Obama’s true legacy: A black father figure

Obama’s true legacy: A black father figure

For millions of black Americans, Barack Obama’s legacy is not going to be Obamacare, nor his decision to move troops out of Iraq, nor what he does about immigration.

No, it will be the image of him as a black father – of him, for example, standing at the White House and declaring, after the 2012 racially charged killing of black teenager Trayvon Martin, “this could have been my son.”

For all the accusations that Obama waffles and wavers when it comes to controversial issues affecting African Americans, there is a widespread perception of him as the model of black fatherhood. It is a view of him that I share, and it means a lot to me, because I know in personal ways the difference that the presence, or absence, of a dad can make in a young black man’s life.

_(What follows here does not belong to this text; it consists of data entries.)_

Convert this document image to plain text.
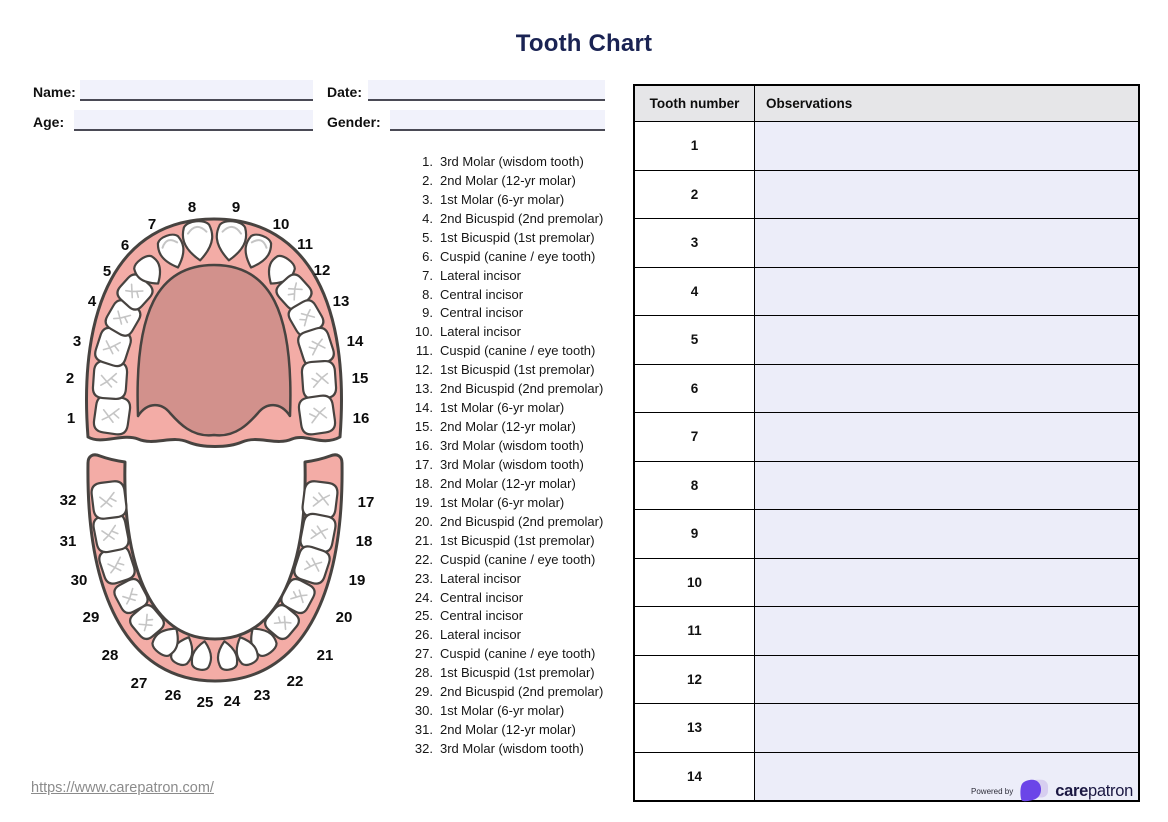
Tooth Chart
Name:	Date:
Age:	Gender:
1
2
3
4
5
6
7
8 9
10
11
12
13
14
15
16
17
18
19
20
21
22
23
24
25
26
27
28
29
30
31
32
1. 3rd Molar (wisdom tooth)
2. 2nd Molar (12-yr molar)
3. 1st Molar (6-yr molar)
4. 2nd Bicuspid (2nd premolar)
5. 1st Bicuspid (1st premolar)
6. Cuspid (canine / eye tooth)
7. Lateral incisor
8. Central incisor
9. Central incisor
10. Lateral incisor
11. Cuspid (canine / eye tooth)
12. 1st Bicuspid (1st premolar)
13. 2nd Bicuspid (2nd premolar)
14. 1st Molar (6-yr molar)
15. 2nd Molar (12-yr molar)
16. 3rd Molar (wisdom tooth)
17. 3rd Molar (wisdom tooth)
18. 2nd Molar (12-yr molar)
19. 1st Molar (6-yr molar)
20. 2nd Bicuspid (2nd premolar)
21. 1st Bicuspid (1st premolar)
22. Cuspid (canine / eye tooth)
23. Lateral incisor
24. Central incisor
25. Central incisor
26. Lateral incisor
27. Cuspid (canine / eye tooth)
28. 1st Bicuspid (1st premolar)
29. 2nd Bicuspid (2nd premolar)
30. 1st Molar (6-yr molar)
31. 2nd Molar (12-yr molar)
32. 3rd Molar (wisdom tooth)
Tooth number	Observations
1	
2	
3	
4	
5	
6	
7	
8	
9	
10	
11	
12	
13	
14	
https://www.carepatron.com/	Powered by	carepatron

So much of my writing over the years has been about the disrespect and even viciousness with which police officers treat black and Latino men. The brutality against Eric Garner, who died 10 days ago after a white officer placed him in what seems to have been a chokehold, is just the latest case.

But I have to say – and this isn’t easy, because tough love never is – that our collective shortcomings as African-American fathers also cause me great distress. Unlike the beatings, chokings and shootings our black youngsters are too frequently victims of – from the police, yes, but often from other black males – the pain of paternal abandonment is a dull ache in the heart that, in the end, can do as much damage as a bullet.